For Reagan, that process was aided by an indispensable ally, John Paul II, who had been shot only four days before the Notre Dame speech. Reagan asked the Notre Dame faithful to pray for John Paul, and commended him for his recent encyclical attacking Communism.
The speech was crafted by chief speechwriter Tony Dolan. The draft on file at the Reagan Presidential Library (“Presidential Speeches,” Box 1, Folder 7) shows few edits by Reagan. This was a surprise, given that Reagan heavily rewrote many of these major foreign-policy speeches (especially Dolan’s Evil Empire draft). When I pointed this out in the original version of this article, posted on May 16, Dolan quickly corrected me (through the Comments section below, and in a personal e-mail). He told me I was “too generous” about his role in this speech. “Though the archives don’t show it,” clarified Dolan, “the Gipper did a complete rewrite of my draft on this one. And then called me to apologize. Geez.” Dolan summed up: “RR did a complete rewrite.”
That makes sense, given that this talk is so uniquely and personally Reagan. It began with lengthy extemporaneous remarks, and then wove together quotes and anecdotes, impromptu and prewritten, establishing Reagan’s theme of a larger cause and challenge — a challenge for all of America. It was a complex, enigmatic speech that can only be fully understood today, long after Reagan’s presidency and with current knowledge of what Reagan was secretly pursuing behind the scenes. Reagan telegraphed its unorthodox nature in these opening lines:
The temptation is great to use this forum as an address on a great international or national issue. . . . Indeed, this is somewhat traditional. So, I wasn’t surprised when I read in several reputable journals that I was going to deliver an address on foreign policy and the economy. I’m not going to talk about either.

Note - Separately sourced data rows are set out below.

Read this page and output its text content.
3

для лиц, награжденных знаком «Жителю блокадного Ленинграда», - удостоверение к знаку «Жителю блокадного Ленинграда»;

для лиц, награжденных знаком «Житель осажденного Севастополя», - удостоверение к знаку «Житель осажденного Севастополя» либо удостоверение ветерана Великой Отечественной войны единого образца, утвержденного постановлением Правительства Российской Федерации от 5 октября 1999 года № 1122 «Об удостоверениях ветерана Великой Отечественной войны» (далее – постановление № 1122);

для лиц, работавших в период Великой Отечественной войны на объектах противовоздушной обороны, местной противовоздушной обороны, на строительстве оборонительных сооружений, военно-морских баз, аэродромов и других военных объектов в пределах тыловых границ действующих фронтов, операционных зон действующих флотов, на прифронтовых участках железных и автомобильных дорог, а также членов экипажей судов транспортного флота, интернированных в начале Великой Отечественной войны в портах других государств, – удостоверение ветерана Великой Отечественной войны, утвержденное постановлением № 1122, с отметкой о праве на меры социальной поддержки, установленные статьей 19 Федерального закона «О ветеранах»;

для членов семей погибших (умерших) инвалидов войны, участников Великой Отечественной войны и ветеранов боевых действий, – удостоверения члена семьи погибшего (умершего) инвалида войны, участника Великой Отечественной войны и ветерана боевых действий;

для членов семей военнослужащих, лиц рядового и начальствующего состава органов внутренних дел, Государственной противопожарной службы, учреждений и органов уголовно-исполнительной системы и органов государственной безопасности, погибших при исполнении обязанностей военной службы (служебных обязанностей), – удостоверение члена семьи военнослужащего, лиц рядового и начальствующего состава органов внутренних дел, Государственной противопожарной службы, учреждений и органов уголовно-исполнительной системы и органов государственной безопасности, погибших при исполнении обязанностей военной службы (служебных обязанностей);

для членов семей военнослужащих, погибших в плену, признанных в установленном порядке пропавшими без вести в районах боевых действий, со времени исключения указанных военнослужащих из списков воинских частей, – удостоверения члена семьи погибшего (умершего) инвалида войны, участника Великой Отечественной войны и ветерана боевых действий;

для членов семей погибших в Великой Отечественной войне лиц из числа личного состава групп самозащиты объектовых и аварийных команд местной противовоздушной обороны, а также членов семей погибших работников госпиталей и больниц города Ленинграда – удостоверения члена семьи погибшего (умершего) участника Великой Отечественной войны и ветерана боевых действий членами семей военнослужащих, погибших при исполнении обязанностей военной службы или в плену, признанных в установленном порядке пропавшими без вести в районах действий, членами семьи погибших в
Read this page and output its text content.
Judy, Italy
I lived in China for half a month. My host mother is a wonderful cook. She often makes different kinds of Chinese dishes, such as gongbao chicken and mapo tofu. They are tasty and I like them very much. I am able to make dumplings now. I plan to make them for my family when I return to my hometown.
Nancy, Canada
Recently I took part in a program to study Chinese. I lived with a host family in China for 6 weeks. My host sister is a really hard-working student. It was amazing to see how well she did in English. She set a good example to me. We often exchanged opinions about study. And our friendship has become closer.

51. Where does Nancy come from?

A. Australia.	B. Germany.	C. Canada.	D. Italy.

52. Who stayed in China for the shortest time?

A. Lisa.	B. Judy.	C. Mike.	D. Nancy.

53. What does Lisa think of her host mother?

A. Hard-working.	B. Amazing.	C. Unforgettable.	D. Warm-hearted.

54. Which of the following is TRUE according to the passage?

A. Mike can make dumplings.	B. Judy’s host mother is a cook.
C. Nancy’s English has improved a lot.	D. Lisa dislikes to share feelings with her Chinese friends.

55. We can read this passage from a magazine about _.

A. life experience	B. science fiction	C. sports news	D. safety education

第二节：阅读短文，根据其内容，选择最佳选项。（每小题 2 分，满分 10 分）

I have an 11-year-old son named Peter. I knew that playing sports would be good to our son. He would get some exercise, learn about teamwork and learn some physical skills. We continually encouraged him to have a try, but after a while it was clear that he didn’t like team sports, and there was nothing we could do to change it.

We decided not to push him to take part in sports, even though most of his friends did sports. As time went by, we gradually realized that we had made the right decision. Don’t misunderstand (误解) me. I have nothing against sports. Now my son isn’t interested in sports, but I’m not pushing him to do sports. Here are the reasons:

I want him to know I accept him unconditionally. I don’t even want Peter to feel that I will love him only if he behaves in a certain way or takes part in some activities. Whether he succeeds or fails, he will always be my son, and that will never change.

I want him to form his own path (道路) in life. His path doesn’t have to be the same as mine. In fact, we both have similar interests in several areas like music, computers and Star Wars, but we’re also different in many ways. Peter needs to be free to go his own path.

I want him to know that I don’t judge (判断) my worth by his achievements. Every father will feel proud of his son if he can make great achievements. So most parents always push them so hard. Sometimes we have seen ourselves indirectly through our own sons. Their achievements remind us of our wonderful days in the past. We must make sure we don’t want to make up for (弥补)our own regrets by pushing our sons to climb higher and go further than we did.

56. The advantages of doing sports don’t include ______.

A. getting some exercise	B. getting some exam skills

This wasn’t quite true. Or maybe it was. Reagan’s objective was much larger — yes, untraditional — as if transcending the economy and foreign policy. Reagan drew upon dramatic remarks by Winston Churchill: “When great causes are on the move in the world, we learn we are spirits, not animals, and that something is going on in space and time, and beyond space and time, which, whether we like it or not, spells duty.”